L’idéal démocratique est loin, celui d’Athènes par exemple, qui voyait des citoyens tirés au sort pour exercer une magistrature pendant un an, puis revenir pleinement à leur métier qu’ils n’avaient pas abandonné. La vie politique était alors comme un service rendu à la cité, une parenthèse comme le fut en France le service militaire. Certes, la vie politique moderne est plus contraignante et demande un investissement de longues années à ceux qui veulent l’exercer. En ce sens, la professionnalisation et le carriérisme sont quasiment inéluctables dans le système actuel. Mais si tout ceci est dû au système, ne serait-il pas possible de modifier le système, en réduisant par exemple le nombre de mandats successifs à 2, et en limitant le nombre de mandats et de fonctions simultanées, y compris les présidences d’organismes divers, bref en allant plus loin que le minimum syndical proposé actuellement sur le cumul des mandats ?
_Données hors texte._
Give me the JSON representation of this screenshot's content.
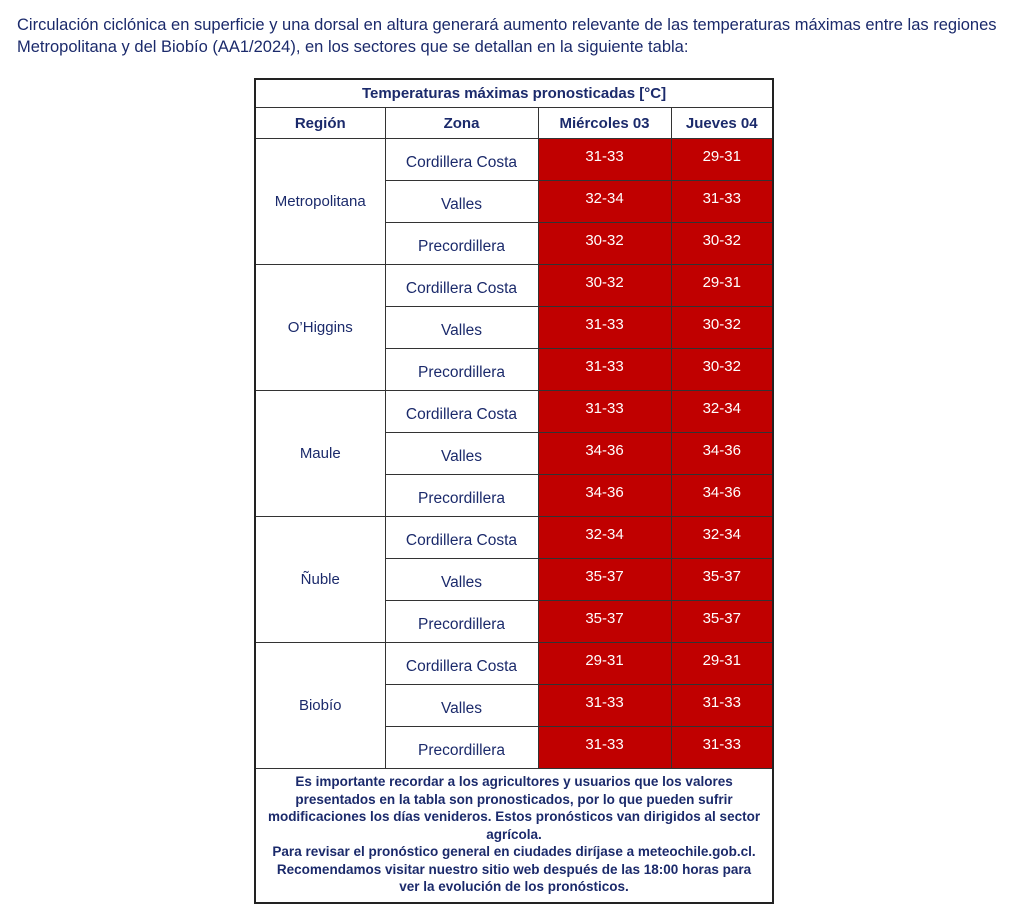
{
  "intro": "Circulación ciclónica en superficie y una dorsal en altura generará aumento relevante de las temperaturas máximas entre las regiones Metropolitana y del Biobío (AA1/2024), en los sectores que se detallan en la siguiente tabla:",
  "table": {
    "title": "Temperaturas máximas pronosticadas [°C]",
    "headers": [
      "Región",
      "Zona",
      "Miércoles 03",
      "Jueves 04"
    ],
    "highlight_color": "#c00000",
    "regions": [
      {
        "name": "Metropolitana",
        "rows": [
          {
            "zona": "Cordillera Costa",
            "mie": "31-33",
            "jue": "29-31"
          },
          {
            "zona": "Valles",
            "mie": "32-34",
            "jue": "31-33"
          },
          {
            "zona": "Precordillera",
            "mie": "30-32",
            "jue": "30-32"
          }
        ]
      },
      {
        "name": "O’Higgins",
        "rows": [
          {
            "zona": "Cordillera Costa",
            "mie": "30-32",
            "jue": "29-31"
          },
          {
            "zona": "Valles",
            "mie": "31-33",
            "jue": "30-32"
          },
          {
            "zona": "Precordillera",
            "mie": "31-33",
            "jue": "30-32"
          }
        ]
      },
      {
        "name": "Maule",
        "rows": [
          {
            "zona": "Cordillera Costa",
            "mie": "31-33",
            "jue": "32-34"
          },
          {
            "zona": "Valles",
            "mie": "34-36",
            "jue": "34-36"
          },
          {
            "zona": "Precordillera",
            "mie": "34-36",
            "jue": "34-36"
          }
        ]
      },
      {
        "name": "Ñuble",
        "rows": [
          {
            "zona": "Cordillera Costa",
            "mie": "32-34",
            "jue": "32-34"
          },
          {
            "zona": "Valles",
            "mie": "35-37",
            "jue": "35-37"
          },
          {
            "zona": "Precordillera",
            "mie": "35-37",
            "jue": "35-37"
          }
        ]
      },
      {
        "name": "Biobío",
        "rows": [
          {
            "zona": "Cordillera Costa",
            "mie": "29-31",
            "jue": "29-31"
          },
          {
            "zona": "Valles",
            "mie": "31-33",
            "jue": "31-33"
          },
          {
            "zona": "Precordillera",
            "mie": "31-33",
            "jue": "31-33"
          }
        ]
      }
    ],
    "footer": "Es importante recordar a los agricultores y usuarios que los valores presentados en la tabla son pronosticados, por lo que pueden sufrir modificaciones los días venideros. Estos pronósticos van dirigidos al sector agrícola.",
    "footer2": "Para revisar el pronóstico general en ciudades diríjase a meteochile.gob.cl. Recomendamos visitar nuestro sitio web después de las 18:00 horas para ver la evolución de los pronósticos."
  }
}
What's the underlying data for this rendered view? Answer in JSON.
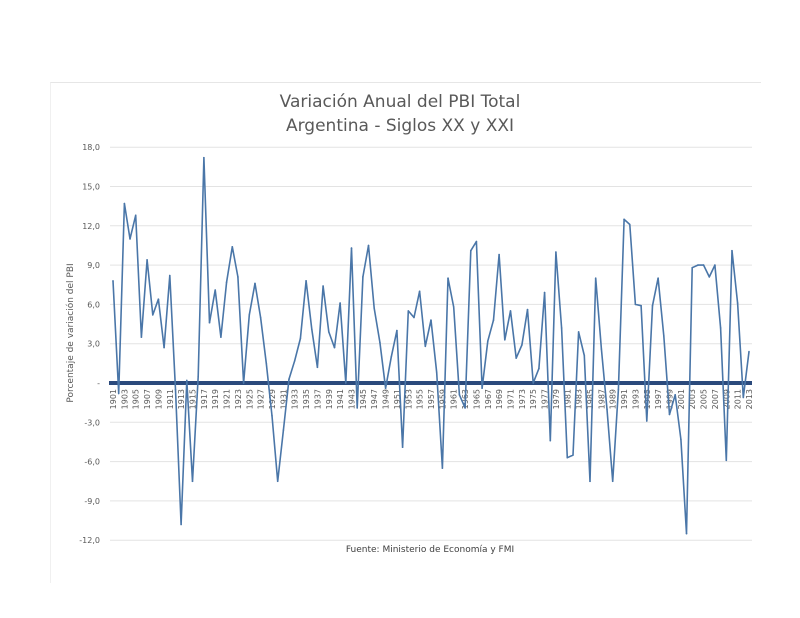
{
  "chart_data": {
    "type": "line",
    "title": "Variación Anual del PBI Total",
    "subtitle": "Argentina - Siglos XX y XXI",
    "xlabel": "",
    "ylabel": "Porcentaje de variación del PBI",
    "source": "Fuente: Ministerio de Economía y FMI",
    "ylim": [
      -12,
      18
    ],
    "yticks": [
      18,
      15,
      12,
      9,
      6,
      3,
      0,
      -3,
      -6,
      -9,
      -12
    ],
    "ytick_labels": [
      "18,0",
      "15,0",
      "12,0",
      "9,0",
      "6,0",
      "3,0",
      "-",
      "-3,0",
      "-6,0",
      "-9,0",
      "-12,0"
    ],
    "x_start": 1901,
    "x_end": 2013,
    "xtick_step": 2,
    "grid": true,
    "series": [
      {
        "name": "Variación anual del PBI",
        "color": "#4a76a8",
        "values": [
          7.8,
          -0.8,
          13.7,
          11.0,
          12.8,
          3.5,
          9.4,
          5.2,
          6.4,
          2.7,
          8.2,
          -0.5,
          -10.8,
          0.2,
          -7.5,
          0.5,
          17.2,
          4.6,
          7.1,
          3.5,
          7.7,
          10.4,
          8.1,
          0.0,
          5.2,
          7.6,
          5.0,
          1.5,
          -2.5,
          -7.5,
          -3.6,
          0.3,
          1.7,
          3.4,
          7.8,
          4.1,
          1.2,
          7.4,
          3.9,
          2.7,
          6.1,
          0.0,
          10.3,
          -1.9,
          8.1,
          10.5,
          5.7,
          3.1,
          -0.4,
          2.0,
          4.0,
          -4.9,
          5.5,
          5.0,
          7.0,
          2.8,
          4.8,
          0.8,
          -6.5,
          8.0,
          5.8,
          -0.9,
          -1.9,
          10.1,
          10.8,
          -0.4,
          3.2,
          4.8,
          9.8,
          3.3,
          5.5,
          1.9,
          2.9,
          5.6,
          0.0,
          1.1,
          6.9,
          -4.4,
          10.0,
          4.2,
          -5.7,
          -5.5,
          3.9,
          2.1,
          -7.5,
          8.0,
          2.6,
          -2.0,
          -7.5,
          -0.5,
          12.5,
          12.1,
          6.0,
          5.9,
          -2.9,
          5.9,
          8.0,
          3.6,
          -2.4,
          -0.9,
          -4.3,
          -11.5,
          8.8,
          9.0,
          9.0,
          8.1,
          9.0,
          4.2,
          -5.9,
          10.1,
          6.1,
          -1.1,
          2.4
        ]
      }
    ],
    "zero_line_color": "#2b4a7c"
  }
}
Car quelle aurait été la conséquence d’une limitation des mandats dans l’espace à un mandat, et dans le temps à 2 mandats successifs pour M. Labazée ? Après un premier mandat de Conseiller Général de 5 ans, il aurait rejoint l’Assemble Nationale en 1981 jusqu’en 1986, avant de prendre un mandat de Conseiller Régional pendant 12 ans. Après un bref retour de 2 ans à son métier de Professeur des écoles, il aurait pu se présenter de nouveau comme Conseiller Général en 2001, pour un dernier mandat jusqu’en 2008. En 2010 enfin, il aurait pu devenir Sénateur jusqu’à aujourd’hui. Au total, M. Labazée aurait effectué au maximum 35 ans de mandat, soit 37 ans de moins que dans sa vie réelle.

Or, ces 37 années auraient été occupées par d’autres personnes, au moins 3 et sans doute plus. Les centaines de politiciens dans la situation de M. Labazée, auraient donc laissé la place à plusieurs milliers de citoyens à l’échelle nationale. Ces citoyens auraient eu d’autres compétences, auraient été de générations, de sexe et de milieux différents, et auraient eu d’autres idées et valeurs. Ils auraient nécessairement contribué d’une part à une plus grande richesse des idées, et surtout à ce que les français se sentissent mieux représentés par la classe politique.

Alors, finalement, il importe peu de savoir si M. Labazée s’est subitement pris d’une envie de « lever le pied » et de se « contenter » de son mandat de Sénateur, ou s’il a eu peur d’une défaite électorale départementale en 2015. Il importe de savoir qu’il va enfin laisser la place et permettre à notre démocratie départementale de se renouveler et de s’oxygéner… un tout petit peu. Il importe aussi que le gouvernement et les élites politiques s’aperçoivent que notre démocratie a un besoin urgent d’être rénovée afin qu’elle soit ce qu’elle n’aurait jamais du cesser d’être : l’expression de la société et du peuple en mouvement.